The title "Intimate Letters" ("Listy důvěrné" in Czech) was given by the composer himself. The composition was intended to reflect the character of his relationship with Kamila Stösslová, who was forty years younger than the composer, and with whom he exchanged more than 700 letters during the course of their relationship. He wrote to her in one of these letters:

"I'm curious how my 'Intimate Letters' will work. It's my first composition whose notes glow with all the dear things that we've experienced together. You stand behind every note, you, living, forceful, loving. The fragrance of your body, the glow of your kisses – no, really of mine. Those notes of mine kiss all of you. They call for you passionately."

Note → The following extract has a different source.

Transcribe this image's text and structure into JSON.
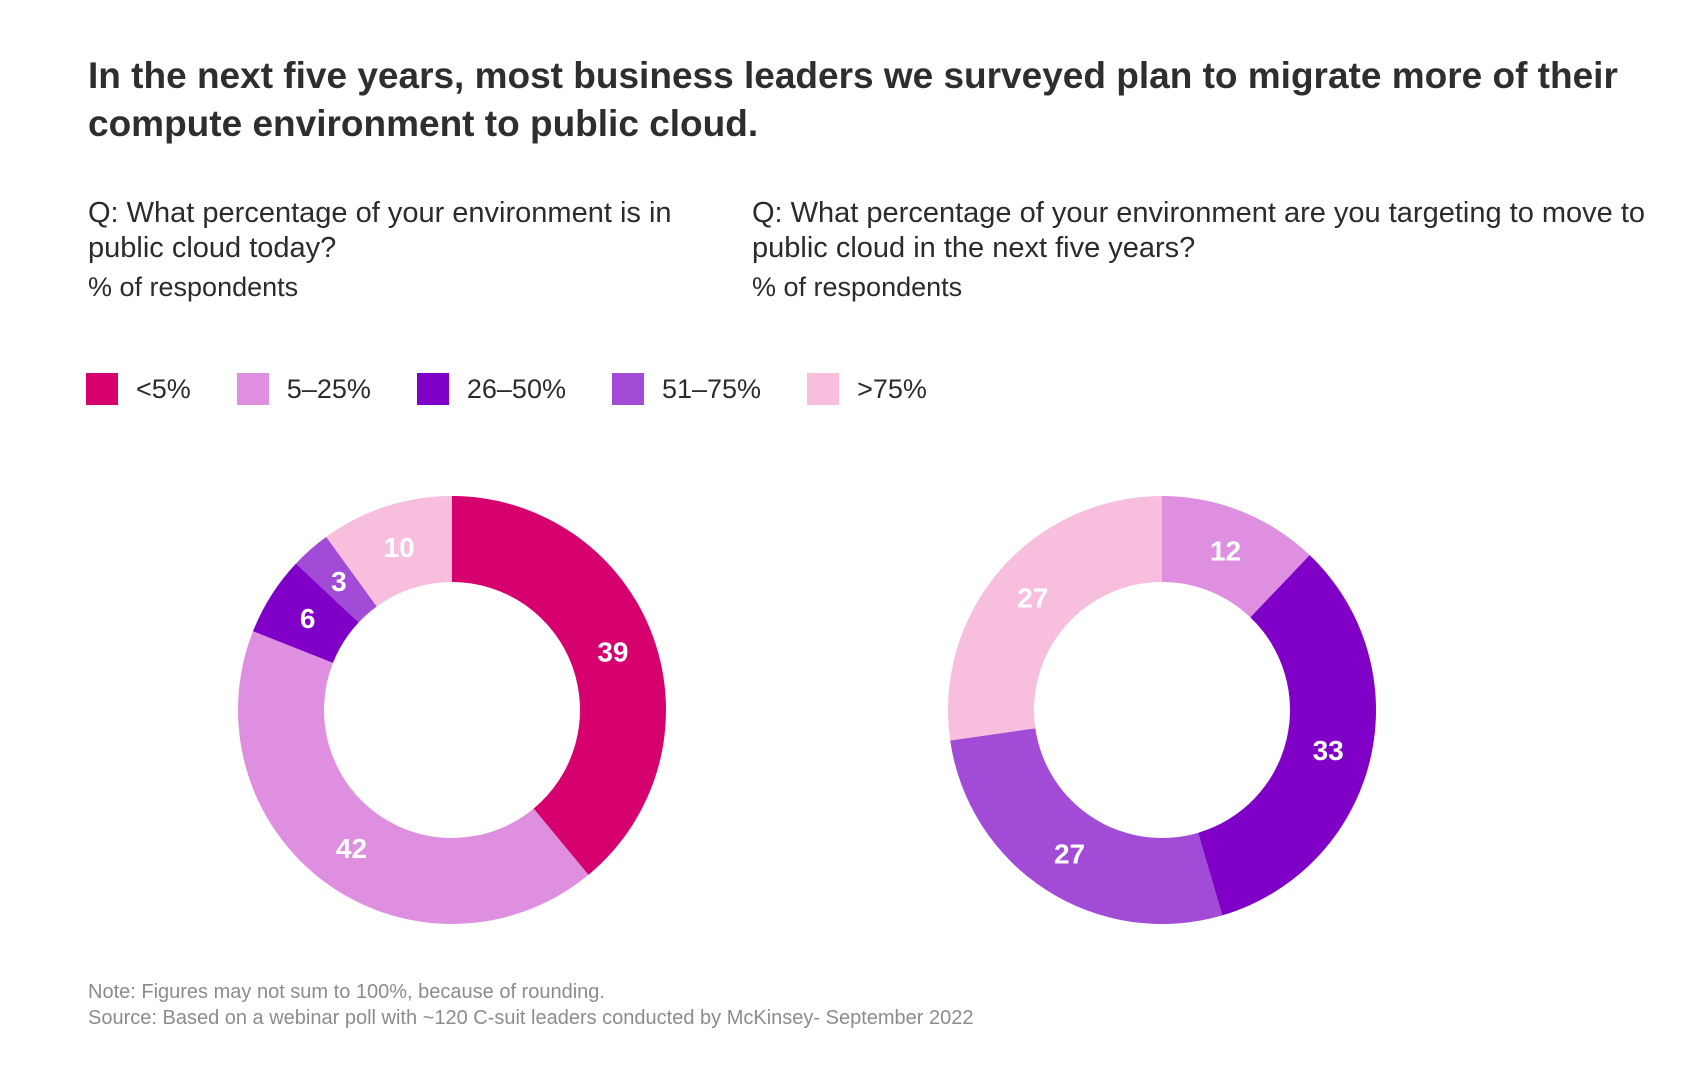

The inspiration for the quartet, which was originally entitled Listy milostné, or Love Letters, was their first kiss at Luhacovice on August 19, 1927. Not only is the work dedicated to Stösslová, but the composer added a codicil to his will stipulating that she receive all of the royalties. Another important influence on the quartet is Zdeněk Fibich's monumental piano cycle Nálady, dojmy a upominky (Moods, Impressions and Reminiscences). This ambitious work of 376 pieces chronicles the romance between Fibich and his beloved muse Anezka Schulzová. Janáček, in a letter quoted by Josephson, compared his relationship with Stösslová to Fibich's, and vowed to embody her in the music of his quartet.

The première of the work took place on 11 September 1928, a month after Janáček died. The composition was performed by the Moravian Quartet.

== Structure ==
It consists of four movements:

The viola assumes a prominent role throughout the composition, as this instrument is intended to personify Kamila. The viola part was originally written for a viola d'amore, however the conventional viola was substituted when Janáček found the viola d'amore did not match the texture. Milan Škampa of the Smetana Quartet has interpreted the third "letter", or movement, as a lullaby for the son that Janáček and Kamila Stösslová never had together.

The work is essentially tonal albeit not in the traditional sense. For example, the work closes with six D♭ major chords (Janáček's favourite chord), but with the added dissonance of an E♭.